Repeat x 10: Repeat 10 times for a total of 15 minutes.
Cool Off: 5 Minutes.
Frequency is extremely important. During the cutting phase, you’re going to have less energy because your restricting calories and to add to this most people restrict their carbohydrate intake just not Atkins style. Therefore if you’re overdoing HIIT you’re going to feel drained and overtraining is a possibility. Also, if you do too few cardio sessions you’re not going to be able to cut in time.
I recommend doing HIIT 3 times per week and trying as hard as possible to schedule them on non-lifting days, especially on leg days. If you decide not to lift weights then I would say you could try it 4 times per week. After discussing weight lifting I will put together a schedule that incorporates HIIT into a workout split.

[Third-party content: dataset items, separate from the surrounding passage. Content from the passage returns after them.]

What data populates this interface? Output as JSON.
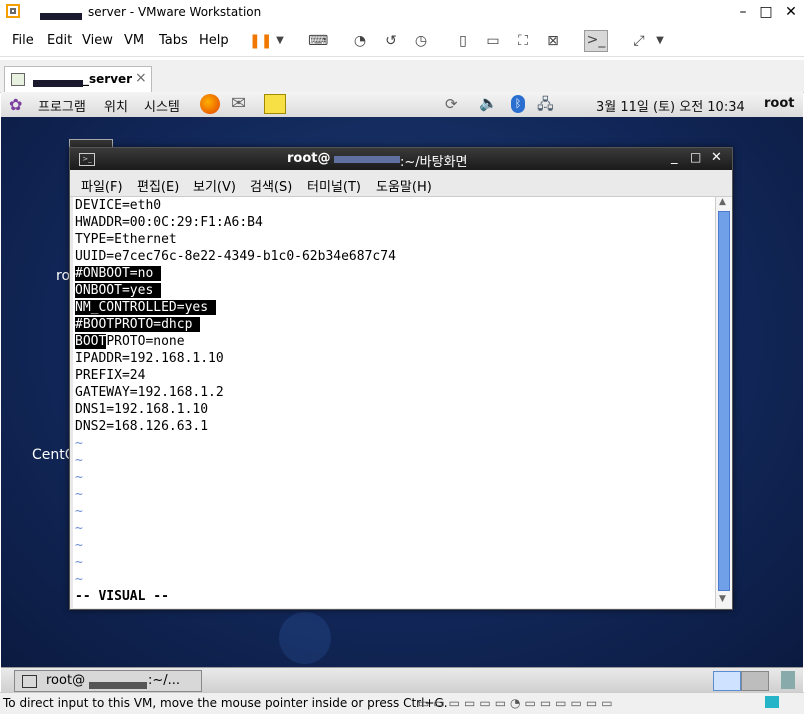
{
  "vmware": {
    "window_title": "server - VMware Workstation",
    "menu": [
      "File",
      "Edit",
      "View",
      "VM",
      "Tabs",
      "Help"
    ],
    "tab_label": "_server",
    "tab_close": "×",
    "win_minimize": "–",
    "win_maximize": "□",
    "win_close": "✕"
  },
  "gnome": {
    "menus": [
      "프로그램",
      "위치",
      "시스템"
    ],
    "clock": "3월 11일 (토) 오전 10:34",
    "user": "root"
  },
  "desktop": {
    "labels": [
      "ro",
      "CentO"
    ]
  },
  "terminal": {
    "title_prefix": "root@",
    "title_suffix": ":~/바탕화면",
    "menu": [
      "파일(F)",
      "편집(E)",
      "보기(V)",
      "검색(S)",
      "터미널(T)",
      "도움말(H)"
    ],
    "lines": [
      {
        "text": "DEVICE=eth0"
      },
      {
        "text": "HWADDR=00:0C:29:F1:A6:B4"
      },
      {
        "text": "TYPE=Ethernet"
      },
      {
        "text": "UUID=e7cec76c-8e22-4349-b1c0-62b34e687c74"
      },
      {
        "text": "#ONBOOT=no"
      },
      {
        "text": "ONBOOT=yes"
      },
      {
        "text": "NM_CONTROLLED=yes"
      },
      {
        "text": "#BOOTPROTO=dhcp"
      },
      {
        "text": "BOOT",
        "rest": "PROTO=none"
      },
      {
        "text": "IPADDR=192.168.1.10"
      },
      {
        "text": "PREFIX=24"
      },
      {
        "text": "GATEWAY=192.168.1.2"
      },
      {
        "text": "DNS1=192.168.1.10"
      },
      {
        "text": "DNS2=168.126.63.1"
      }
    ],
    "tilde": "~",
    "mode": "-- VISUAL --"
  },
  "taskbar": {
    "item_prefix": "root@",
    "item_suffix": ":~/..."
  },
  "statusbar": {
    "message": "To direct input to this VM, move the mouse pointer inside or press Ctrl+G."
  }
}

Timing is an important tool you can use to your advantage. I wasn’t a big fan of this before, but now I see the benefit of doing this in the morning after waking up. Many people are doing this now because of the fact that carbohydrate stores are low upon waking up, therefore the body will utilize fat for energy.
Doing cardio in the morning is worse for muscle loss BUT remember HIIT only lasts 15 minutes which isn’t a big deal at all. Right after just eat a decent meal or a protein shake and you will be fine.
3. Changing The Exercise
It is important to change up the exercise so that your results don’t plateau. The reason why you hear people changing up their exercises every so often is so that their body doesn’t adapt and their results plateau. So every month switch from using running for HIIT to the bike (as an example).
Low-Intensity Long Duration Cardio
The second option is doing low intensity and longer duration cardio. I’ll admit I wasn’t a big fan of this before but I do see some good qualities about it that make it beneficial.
A lot of people are scared that this is a guaranteed way to lose muscle. However, I have a question to answer this. How many of you are elite athletes in which you’re pushing your bodies to the limit with endurance training to the point where your muscle is being sacrificed for energy and nutrients? I doubt anyone here since this kind of training can’t really coexist with bodybuilding. All that is required is 30-60 minutes of low intensity which is not going to have any appreciable effect on your muscle mass.
One great thing about this kind of cardio is the type of energy used. Because it’s low intensity, the main fuel will be fat since the body will reserve the carbohydrates for more intense exercise.2 However you have to be careful not to go overboard because the body has mechanisms to preserve fat levels and if you go over 60 minutes, you will start to use muscle as energy.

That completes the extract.